Don’t ‘work’ on the way down!
If you take forever to put the dumbbell down (especially below the waist), you will be wasting energy and time. Let gravity do its job and put it down quickly. Dropping the dumbbell probably isn't the right approach as well. It will likely bounce around and slow you down (not to mention make you gym owner hate you).
Switching hands on the way down?
Probably not. While this is good for shorter workouts, and standards that don’t require both heads to touch the floor, it isn’t going to be the best idea for many people. Set it down, then switch hands.
Burpee Box Jumps
15” box top minimum
If you have a box that is only 15” – 20” per side, use it! Across 75 reps, an extra 5 inches will mean 375 inches of extra distance traveled. That said, if you have a box and you aren’t sure of the dimensions of the top, measure it so that you know it is legit!
Secure the box if it is ‘wobbly’
Some of the foam boxes people use can be kind of unstable when doing up and over box jumps. Use something like stacked bumper plates or other boxes wedged up against the sides to prevent a box from ‘rolling’ as you jump up and over.
Drop down fast
First, start with the burpee (not the box jump)! When dropping to the floor, drop down fast. Do not move slow here even if you are pacing the burpees out. The longer you take to get down to the bottom, the more energy you are using. Drop down and let your body hit the ground with some decent force!
Step up out of the burpee?
Most people will do best with stepping up, one leg at a time, to the box before jumping over. If you are a burpee ‘ninja’ you may try jumping both feet up to the edge of the box, but with the total volume of reps, and the duration of the workout, this will be a strategy for a limited few. Just make sure you jump up onto the box with both feet if you plan on doing this one ‘as prescribed’!

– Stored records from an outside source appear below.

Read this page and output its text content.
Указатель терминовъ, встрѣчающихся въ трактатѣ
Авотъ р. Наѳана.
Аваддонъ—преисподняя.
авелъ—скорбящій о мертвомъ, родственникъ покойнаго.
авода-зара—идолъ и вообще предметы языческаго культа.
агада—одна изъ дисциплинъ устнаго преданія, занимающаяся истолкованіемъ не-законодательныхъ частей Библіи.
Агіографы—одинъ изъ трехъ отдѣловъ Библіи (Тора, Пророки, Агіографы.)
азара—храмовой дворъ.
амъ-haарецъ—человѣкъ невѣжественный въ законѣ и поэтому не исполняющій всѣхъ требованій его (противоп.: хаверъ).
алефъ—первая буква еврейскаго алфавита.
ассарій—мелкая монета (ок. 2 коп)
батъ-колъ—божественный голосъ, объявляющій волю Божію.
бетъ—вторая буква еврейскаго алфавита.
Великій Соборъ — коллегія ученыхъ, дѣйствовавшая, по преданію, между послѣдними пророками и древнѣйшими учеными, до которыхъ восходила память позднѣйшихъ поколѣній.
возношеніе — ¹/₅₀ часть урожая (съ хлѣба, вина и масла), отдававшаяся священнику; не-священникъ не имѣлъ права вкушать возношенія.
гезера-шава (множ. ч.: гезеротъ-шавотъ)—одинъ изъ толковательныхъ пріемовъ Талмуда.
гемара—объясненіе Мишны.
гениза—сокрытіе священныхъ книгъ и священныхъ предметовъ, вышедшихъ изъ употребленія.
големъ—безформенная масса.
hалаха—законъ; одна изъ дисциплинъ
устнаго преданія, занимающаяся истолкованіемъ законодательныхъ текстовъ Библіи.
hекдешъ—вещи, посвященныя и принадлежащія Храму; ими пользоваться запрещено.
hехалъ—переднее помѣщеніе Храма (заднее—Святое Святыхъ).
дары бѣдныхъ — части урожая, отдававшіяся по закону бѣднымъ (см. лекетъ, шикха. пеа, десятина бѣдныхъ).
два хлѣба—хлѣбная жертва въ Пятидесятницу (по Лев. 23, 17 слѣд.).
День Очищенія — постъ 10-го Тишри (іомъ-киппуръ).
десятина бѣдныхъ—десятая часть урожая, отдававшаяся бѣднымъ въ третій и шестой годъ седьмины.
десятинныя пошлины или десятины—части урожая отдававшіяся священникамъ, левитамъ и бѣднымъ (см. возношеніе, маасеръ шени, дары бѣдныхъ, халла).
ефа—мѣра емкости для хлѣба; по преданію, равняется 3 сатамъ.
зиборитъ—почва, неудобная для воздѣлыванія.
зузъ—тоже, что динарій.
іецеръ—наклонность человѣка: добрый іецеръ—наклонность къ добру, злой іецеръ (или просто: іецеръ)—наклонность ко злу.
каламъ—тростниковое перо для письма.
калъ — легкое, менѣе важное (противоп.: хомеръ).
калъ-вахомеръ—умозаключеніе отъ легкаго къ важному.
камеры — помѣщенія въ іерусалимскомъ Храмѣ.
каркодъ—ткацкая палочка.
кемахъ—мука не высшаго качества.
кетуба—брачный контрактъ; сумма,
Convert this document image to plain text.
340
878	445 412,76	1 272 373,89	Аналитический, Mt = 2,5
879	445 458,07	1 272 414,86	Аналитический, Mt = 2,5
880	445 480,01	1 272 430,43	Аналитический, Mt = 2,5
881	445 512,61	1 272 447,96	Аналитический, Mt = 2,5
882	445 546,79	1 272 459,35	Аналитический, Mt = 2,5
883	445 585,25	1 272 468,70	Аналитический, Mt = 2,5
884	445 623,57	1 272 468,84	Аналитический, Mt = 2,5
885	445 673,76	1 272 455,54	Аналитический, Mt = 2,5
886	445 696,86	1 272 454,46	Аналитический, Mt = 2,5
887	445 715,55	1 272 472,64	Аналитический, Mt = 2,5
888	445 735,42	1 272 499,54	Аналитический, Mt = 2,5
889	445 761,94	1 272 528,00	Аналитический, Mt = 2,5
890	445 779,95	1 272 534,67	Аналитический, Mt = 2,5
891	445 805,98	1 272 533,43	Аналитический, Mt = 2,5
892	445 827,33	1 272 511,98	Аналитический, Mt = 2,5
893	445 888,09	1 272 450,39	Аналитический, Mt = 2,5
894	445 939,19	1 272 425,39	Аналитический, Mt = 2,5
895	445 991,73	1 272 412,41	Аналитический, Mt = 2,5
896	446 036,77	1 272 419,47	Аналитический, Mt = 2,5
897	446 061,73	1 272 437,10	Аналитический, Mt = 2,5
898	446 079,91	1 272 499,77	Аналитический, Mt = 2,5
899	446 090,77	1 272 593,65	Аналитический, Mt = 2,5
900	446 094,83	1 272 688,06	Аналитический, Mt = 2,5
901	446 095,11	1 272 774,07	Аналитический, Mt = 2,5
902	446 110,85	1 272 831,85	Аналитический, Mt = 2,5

Do not open your hips all the way on top of the box
On ‘regular’ box jumps, we need to see hips open. For this standard, we do not! If you are comfortable landing in a deep squat on top of the box and then jumping/stepping down, do it! Taller athletes, or people who aren’t as flexible, will need to land with more open legs. That said, you still do not need to open up the hips all the way. Some people may start their turn around during the jump. I.e. both feet jump, land 90 degrees from where you started, then land another 90 degrees so you are facing the box. I haven’t seen any rules against this, but you are still using this variation at your own risk!
Stepping down off the box and turning
If you are doing a ‘step down’, I recommend starting to turn at least 90 degrees so that you have less total motion. If you step down, then turn, you’ll be doing extra ‘stuff’ and that will eat up your time and energy!

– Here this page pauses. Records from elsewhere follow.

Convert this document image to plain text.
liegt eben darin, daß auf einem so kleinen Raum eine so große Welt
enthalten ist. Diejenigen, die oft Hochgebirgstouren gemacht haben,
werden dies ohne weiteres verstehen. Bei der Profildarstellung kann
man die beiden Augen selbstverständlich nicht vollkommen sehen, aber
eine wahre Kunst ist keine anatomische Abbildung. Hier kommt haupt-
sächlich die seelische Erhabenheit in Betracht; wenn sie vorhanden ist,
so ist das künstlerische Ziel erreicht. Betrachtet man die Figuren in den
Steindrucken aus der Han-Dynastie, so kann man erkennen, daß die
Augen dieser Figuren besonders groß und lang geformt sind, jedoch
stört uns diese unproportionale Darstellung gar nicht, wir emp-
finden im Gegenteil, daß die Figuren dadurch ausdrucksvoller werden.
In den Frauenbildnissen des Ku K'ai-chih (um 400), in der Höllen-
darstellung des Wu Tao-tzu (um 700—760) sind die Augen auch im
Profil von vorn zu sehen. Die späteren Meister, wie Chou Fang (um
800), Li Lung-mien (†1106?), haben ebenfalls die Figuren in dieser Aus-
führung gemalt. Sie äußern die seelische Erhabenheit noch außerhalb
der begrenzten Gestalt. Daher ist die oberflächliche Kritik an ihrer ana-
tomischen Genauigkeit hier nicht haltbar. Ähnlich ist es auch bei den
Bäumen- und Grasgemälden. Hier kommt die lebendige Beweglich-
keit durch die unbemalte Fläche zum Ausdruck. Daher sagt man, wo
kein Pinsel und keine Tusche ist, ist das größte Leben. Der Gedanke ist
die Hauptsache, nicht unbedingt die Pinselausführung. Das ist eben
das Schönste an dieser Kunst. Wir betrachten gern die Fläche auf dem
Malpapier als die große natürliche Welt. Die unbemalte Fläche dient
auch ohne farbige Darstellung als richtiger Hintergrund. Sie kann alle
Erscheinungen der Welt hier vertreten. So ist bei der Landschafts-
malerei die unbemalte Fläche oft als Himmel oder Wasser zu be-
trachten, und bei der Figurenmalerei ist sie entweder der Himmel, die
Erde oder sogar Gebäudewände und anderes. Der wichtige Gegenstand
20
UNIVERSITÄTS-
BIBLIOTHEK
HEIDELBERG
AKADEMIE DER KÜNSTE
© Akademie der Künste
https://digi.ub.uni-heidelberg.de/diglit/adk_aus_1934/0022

Repeat attempts? (and more)
If you are really keen on getting a great score, you may need to try this one twice. I do not recommend more than that due to the volume. Part of the reason I recommend this one more than once is that week 1 always has a lot more people enter so every second/rep has a much larger ‘weight’ than in later weeks. This is especially true for Masters.

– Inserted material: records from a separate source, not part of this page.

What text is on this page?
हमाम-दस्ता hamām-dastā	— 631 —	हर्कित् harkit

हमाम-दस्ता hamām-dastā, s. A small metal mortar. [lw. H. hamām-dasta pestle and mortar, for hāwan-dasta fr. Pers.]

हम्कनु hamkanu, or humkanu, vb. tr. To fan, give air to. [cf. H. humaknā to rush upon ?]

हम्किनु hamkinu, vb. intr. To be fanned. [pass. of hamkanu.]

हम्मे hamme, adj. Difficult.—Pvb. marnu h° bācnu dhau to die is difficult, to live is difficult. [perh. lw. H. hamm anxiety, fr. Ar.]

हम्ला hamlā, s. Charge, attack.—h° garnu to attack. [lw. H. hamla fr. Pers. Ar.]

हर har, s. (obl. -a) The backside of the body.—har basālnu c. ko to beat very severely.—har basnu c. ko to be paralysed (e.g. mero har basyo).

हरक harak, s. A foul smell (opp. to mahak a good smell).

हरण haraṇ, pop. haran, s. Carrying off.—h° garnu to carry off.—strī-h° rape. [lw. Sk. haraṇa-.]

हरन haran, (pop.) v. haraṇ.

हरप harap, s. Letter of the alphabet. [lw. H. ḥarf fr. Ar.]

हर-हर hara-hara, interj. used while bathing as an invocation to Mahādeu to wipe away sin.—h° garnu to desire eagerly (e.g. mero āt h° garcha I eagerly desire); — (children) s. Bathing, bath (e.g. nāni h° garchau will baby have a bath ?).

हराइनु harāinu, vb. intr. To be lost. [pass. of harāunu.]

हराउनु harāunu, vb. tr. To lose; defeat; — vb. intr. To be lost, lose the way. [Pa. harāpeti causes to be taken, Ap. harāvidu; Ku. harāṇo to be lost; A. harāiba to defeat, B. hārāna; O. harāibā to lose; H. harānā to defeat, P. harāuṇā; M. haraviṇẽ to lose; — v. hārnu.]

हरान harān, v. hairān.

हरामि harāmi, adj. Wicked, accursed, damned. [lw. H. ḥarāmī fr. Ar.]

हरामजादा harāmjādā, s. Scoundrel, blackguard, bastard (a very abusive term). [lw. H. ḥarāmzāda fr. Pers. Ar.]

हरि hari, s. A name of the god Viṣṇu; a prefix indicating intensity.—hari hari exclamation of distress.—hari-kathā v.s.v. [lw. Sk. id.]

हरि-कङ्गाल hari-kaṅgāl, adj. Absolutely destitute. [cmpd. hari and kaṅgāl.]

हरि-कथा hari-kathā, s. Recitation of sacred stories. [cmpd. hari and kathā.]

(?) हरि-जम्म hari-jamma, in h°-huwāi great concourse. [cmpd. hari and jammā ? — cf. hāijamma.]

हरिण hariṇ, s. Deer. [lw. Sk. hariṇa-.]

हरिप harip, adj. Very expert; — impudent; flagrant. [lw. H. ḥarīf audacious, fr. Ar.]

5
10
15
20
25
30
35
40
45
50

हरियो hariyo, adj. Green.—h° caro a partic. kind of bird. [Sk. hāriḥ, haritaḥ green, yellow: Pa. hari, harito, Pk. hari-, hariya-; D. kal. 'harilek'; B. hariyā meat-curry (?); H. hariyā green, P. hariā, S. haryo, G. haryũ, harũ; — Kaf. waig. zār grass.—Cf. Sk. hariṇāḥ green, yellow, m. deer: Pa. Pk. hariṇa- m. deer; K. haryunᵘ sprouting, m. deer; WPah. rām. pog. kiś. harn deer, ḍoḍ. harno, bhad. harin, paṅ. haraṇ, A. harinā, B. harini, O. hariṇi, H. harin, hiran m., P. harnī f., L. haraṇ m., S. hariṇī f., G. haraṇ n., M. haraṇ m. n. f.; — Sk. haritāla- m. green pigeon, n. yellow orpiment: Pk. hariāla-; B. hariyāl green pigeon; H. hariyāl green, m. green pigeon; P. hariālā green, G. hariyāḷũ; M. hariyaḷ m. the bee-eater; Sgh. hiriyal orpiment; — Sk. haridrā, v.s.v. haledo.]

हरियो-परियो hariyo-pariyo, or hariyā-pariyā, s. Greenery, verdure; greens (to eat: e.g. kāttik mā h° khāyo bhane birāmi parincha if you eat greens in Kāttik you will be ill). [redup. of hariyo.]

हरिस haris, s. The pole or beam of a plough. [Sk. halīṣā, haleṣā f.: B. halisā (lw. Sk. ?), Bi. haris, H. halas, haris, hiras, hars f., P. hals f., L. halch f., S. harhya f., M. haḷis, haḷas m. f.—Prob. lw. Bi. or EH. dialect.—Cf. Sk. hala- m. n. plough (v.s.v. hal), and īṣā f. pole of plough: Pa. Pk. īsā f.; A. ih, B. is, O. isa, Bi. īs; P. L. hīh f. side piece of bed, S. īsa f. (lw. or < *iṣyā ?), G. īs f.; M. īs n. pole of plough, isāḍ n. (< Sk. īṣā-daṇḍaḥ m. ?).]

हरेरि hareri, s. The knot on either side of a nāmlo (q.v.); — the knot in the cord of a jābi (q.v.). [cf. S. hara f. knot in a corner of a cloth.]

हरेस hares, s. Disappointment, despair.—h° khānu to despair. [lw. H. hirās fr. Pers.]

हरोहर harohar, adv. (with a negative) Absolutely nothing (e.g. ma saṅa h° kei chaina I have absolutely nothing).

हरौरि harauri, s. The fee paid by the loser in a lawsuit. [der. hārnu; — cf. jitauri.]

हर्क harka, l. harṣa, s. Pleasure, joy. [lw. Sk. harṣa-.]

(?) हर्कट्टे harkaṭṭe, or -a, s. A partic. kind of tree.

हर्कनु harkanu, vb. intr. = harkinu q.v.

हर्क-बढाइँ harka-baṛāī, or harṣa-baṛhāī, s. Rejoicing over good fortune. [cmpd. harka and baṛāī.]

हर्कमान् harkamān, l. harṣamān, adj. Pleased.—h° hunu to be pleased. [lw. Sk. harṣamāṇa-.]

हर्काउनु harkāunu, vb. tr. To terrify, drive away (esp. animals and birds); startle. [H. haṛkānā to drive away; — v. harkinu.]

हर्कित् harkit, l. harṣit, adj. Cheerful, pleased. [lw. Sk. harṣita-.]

But keep in mind that if you do this one more than twice, you are running the risk of injury and/or you are putting your training on hold for the rest of the Open. We know that we aren’t likely to see these movements again (it isn’t impossible, but hopefully there isn’t too much overlap), so that means we can continue to focus on other movements that ARE likely (muscle ups, chest to bar, toes to bar, double unders, wall ball, etc.). Hammering yourself for a second or third attempt on the “hope” to get an extra couple reps isn’t a good gamble!
Good luck and have fun! And keep in mind, that no matter how you end up ranking, you will be a more experienced athlete. Treat this experience as a test and as a learning opportunity!